Uskup Ruteng Beri 5 Pedoman Memilih Capres-Cawapres: Hindari Praktek Orde Baru dan Pelanggar HAM

ANP • Friday, 26 Jan 2024 - 21:21 WIB

MANGGARAI - Menjelang pemilihan presiden dan wakil presiden pada 14 Februari 2024 mendatang, Uskup Ruteng di Manggarai, Nusa Tenggara Timur, memberikan sedikitnya 5 kriteria. 5 kriteria tersebut harapannya dapat menjadi pedoman bagi masyarakat untuk memilih calon pemimpin terbaiknya dalam memimpin republik.

Uskup Mgr. Siprianus Hormat dalam surat gembalanya mengajak kita semua untuk mencari dan menentukan pemimpin bangsa yang tepat. Meski kriteria tersebut bersumber dari ajaran sosial gereja, namun juga dapat ditelisik melalui falsafah negara Pancasila.

Yang mana harapannya nantinya dapat mencerahkan dan menginspirasi kita dalam menentukan pilihan politik yang benar dan bijaksana. Berikut kelima kriteria tersebut:

Pertama: Carilah pemimpin yang memiliki kemampuan dan integritas untuk menahkodai bangsa ini menuju kemakmuran, keadilan dan solidaritas sosial bagi seluruh rakyat (Sila Kelima). Prinsip kesejahteraan umum (bonum commune) (GS 26) ini menolak praktik nepotisme, kolusi dan korupsi (KKN). Kapabilitas kepemimpinan dan integritas moral calon pemimpin tersebut mesti "teruji dan terpuji" tidak hanya dalam visi-misi mereka ke depan, tetapi juga "terbukti" dalam rekam jejak kinerjanya di masa lampau

Kedua: Ajaran Sosial Gereja menegaskan bahwa pribadi manusia adalah dasar dan tujuan dari semua kehidupan politik (GS 25). Seluruh dinamika kenegaraan bertujuan untuk mengembangkan dan menegakkan martabat dan harkat kemanusiaan setiap insan (Sila Kedua). Oleh sebab itu, carilah pemimpin yang peduli dan berbelarasa terhadap sesama anak bangsa khususnya yang lemah dan rentan. Dan pilihlah calon "pemimpin kuat" yang dapat menegakan HAM serta mewujudkan nilai-nilai kemanusiaan dalam kehidupan bernegara.

Ketiga: Sejarah kelam bangsa dalam zaman Orde Baru dihantui oleh praktik penyalahgunaan kekuasaan, otoriter, rekayasa dan kekerasan. Kita bersyukur atas fajar demokrasi yang terbit sejak era reformasi yang dimotori oleh para mahasiswa. Demokrasi berarti dinamika politik "dari rakyat, oleh rakyat dan untuk rakyat" yang mengandung unsur "partisipasi dan tanggung jawab" (CA 46). Oleh sebab itu, marilah kita memilih pemimpin yang sungguh lahir dari proses demokratis yang benar dan tepat, serta yang berkomitmen untuk menegakkan kedaulatan rakyat, etika dan demokrasi (Sila Keempat).
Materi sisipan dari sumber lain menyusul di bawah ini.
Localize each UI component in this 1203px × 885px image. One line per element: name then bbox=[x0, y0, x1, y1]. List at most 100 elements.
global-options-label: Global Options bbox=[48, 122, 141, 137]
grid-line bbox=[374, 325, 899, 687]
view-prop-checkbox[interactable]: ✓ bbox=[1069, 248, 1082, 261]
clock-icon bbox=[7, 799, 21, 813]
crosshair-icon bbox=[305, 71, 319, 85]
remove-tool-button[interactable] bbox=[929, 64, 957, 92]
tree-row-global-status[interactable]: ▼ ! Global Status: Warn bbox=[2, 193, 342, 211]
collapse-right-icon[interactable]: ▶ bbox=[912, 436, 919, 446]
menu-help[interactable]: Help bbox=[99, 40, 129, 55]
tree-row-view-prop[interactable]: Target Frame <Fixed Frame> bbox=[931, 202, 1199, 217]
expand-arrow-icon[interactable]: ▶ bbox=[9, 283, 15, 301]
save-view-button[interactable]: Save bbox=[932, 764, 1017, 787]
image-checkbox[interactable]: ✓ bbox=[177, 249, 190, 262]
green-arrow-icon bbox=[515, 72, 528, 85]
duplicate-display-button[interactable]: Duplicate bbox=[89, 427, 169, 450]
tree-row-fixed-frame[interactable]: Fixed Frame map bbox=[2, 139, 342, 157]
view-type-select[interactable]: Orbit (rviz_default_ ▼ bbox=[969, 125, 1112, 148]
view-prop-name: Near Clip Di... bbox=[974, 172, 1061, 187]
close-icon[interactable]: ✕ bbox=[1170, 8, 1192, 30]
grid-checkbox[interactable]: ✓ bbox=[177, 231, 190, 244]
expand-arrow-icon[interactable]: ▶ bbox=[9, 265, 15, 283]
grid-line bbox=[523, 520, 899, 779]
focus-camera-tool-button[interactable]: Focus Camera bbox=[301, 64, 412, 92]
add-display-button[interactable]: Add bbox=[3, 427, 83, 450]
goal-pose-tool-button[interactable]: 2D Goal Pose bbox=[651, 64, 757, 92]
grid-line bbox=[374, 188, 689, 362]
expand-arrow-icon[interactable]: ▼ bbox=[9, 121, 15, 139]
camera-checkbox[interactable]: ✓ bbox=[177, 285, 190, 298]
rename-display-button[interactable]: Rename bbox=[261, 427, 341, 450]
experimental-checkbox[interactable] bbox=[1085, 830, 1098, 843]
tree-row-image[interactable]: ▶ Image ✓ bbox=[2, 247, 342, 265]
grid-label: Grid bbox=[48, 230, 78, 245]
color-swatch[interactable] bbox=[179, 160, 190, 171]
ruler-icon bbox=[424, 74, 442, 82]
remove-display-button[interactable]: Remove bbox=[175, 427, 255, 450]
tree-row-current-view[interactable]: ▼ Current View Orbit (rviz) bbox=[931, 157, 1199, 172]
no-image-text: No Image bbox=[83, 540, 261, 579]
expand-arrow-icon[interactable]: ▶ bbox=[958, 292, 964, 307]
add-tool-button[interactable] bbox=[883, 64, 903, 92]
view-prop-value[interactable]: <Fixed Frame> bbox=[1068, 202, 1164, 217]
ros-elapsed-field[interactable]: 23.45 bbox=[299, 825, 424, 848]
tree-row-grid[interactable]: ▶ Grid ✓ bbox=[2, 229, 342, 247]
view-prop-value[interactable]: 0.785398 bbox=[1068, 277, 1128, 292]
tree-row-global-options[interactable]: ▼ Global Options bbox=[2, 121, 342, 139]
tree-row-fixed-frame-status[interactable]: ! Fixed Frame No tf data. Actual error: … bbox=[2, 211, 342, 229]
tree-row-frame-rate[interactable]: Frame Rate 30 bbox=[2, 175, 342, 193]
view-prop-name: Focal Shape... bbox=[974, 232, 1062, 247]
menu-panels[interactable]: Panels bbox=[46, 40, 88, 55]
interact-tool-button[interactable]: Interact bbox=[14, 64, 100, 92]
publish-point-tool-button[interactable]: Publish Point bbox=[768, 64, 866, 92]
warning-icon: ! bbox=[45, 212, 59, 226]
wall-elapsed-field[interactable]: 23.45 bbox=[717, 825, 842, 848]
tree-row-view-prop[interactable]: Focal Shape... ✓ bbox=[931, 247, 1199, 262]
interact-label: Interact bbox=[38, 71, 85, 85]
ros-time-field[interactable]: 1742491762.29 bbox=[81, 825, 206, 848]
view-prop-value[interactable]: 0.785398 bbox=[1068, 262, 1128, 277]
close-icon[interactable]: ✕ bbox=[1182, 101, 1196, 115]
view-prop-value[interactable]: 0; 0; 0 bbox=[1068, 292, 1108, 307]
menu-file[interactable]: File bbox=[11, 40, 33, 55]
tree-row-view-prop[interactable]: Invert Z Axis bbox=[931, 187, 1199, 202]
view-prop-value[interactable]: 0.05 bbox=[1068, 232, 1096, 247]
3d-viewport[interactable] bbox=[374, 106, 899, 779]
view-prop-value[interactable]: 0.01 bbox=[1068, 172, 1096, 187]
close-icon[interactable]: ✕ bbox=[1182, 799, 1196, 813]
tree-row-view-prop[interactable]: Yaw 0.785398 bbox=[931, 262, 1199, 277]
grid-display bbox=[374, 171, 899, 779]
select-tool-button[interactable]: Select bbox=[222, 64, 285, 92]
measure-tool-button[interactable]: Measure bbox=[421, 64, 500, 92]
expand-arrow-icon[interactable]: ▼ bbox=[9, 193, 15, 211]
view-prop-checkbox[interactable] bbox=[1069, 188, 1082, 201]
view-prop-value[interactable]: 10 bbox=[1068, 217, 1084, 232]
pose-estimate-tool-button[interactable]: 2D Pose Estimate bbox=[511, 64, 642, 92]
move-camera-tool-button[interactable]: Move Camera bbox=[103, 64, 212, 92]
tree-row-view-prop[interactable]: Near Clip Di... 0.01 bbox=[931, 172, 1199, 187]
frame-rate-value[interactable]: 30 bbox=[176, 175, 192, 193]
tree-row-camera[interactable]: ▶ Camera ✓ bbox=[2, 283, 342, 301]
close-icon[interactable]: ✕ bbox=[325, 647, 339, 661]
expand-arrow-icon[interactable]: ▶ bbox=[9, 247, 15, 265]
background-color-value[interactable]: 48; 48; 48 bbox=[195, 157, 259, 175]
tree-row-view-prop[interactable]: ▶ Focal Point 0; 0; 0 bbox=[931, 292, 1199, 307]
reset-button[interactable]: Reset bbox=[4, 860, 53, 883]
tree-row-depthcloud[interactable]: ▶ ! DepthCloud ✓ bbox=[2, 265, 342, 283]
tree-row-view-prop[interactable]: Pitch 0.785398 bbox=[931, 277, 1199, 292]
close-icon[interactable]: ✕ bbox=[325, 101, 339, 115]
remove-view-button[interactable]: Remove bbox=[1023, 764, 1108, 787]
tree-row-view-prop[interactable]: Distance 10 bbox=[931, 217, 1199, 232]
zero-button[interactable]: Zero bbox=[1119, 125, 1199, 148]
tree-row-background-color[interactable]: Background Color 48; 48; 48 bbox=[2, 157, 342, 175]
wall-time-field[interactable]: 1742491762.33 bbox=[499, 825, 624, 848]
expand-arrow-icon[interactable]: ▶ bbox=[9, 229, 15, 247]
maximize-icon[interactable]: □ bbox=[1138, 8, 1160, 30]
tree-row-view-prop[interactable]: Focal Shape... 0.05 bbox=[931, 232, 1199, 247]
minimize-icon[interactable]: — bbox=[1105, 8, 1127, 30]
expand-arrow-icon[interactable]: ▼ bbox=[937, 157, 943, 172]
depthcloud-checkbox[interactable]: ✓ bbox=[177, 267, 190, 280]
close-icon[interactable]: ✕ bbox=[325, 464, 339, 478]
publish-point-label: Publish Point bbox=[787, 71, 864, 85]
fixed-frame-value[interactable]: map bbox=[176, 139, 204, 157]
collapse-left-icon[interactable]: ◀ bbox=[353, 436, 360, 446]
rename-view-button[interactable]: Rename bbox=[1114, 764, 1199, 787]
Keempat: Suatu bangsa pertama-tama merupakan kebersamaan kehidupan dan nilai, yang membentuk persekutuan rohani dan moral. Menurut Paus Yohanes XXIII kehidupan bersama suatu bangsa adalah sebuah peristiwa spiritual (PIT AS 5, 266). Maka politik harus menjamin warga untuk beriman dan beribadat menurut keyakinannya masing-masing serta menemukan Alah sebagai sumber kekuatan dan kebahagiaannya yang sejati (Sila Pertama). Karena itu carilah pemimpin yang beramanah dan beribadah, yang religius, toleran dan inklusif. Sebaliknya hindarilah memilih pemimpin yang dalam rekam jejaknya memanfaatkan agama sebagai kendaraan politik kekuasaan belaka (politik identitas).

Kelima: Indonesia adalah sebuah lukisan bangsa magis mempesona karena dibentuk oleh mosaik-mosaik indah keunikan dan keanekaragaman suku, adat istiadat, bahasa, dan agama. Kesatuan dalam keragaman yang saling menghargai dan melengkapi inilah yang menjamin kelanggengan dan kemakmuran bangsa dalam sejarah. Sosialitas manusia tidaklah seragam tetapi beragam. Kesejahteraan bersama ditentukan oleh kemajemukan yang sehat (KASG 151). Karena itu pilihlah calon yang paling mampu menegakkan empat pilar kebangsaan: NKRI, Bhineka Tunggal Ika, Pancasila dan UUD 54 (Sila Ketiga).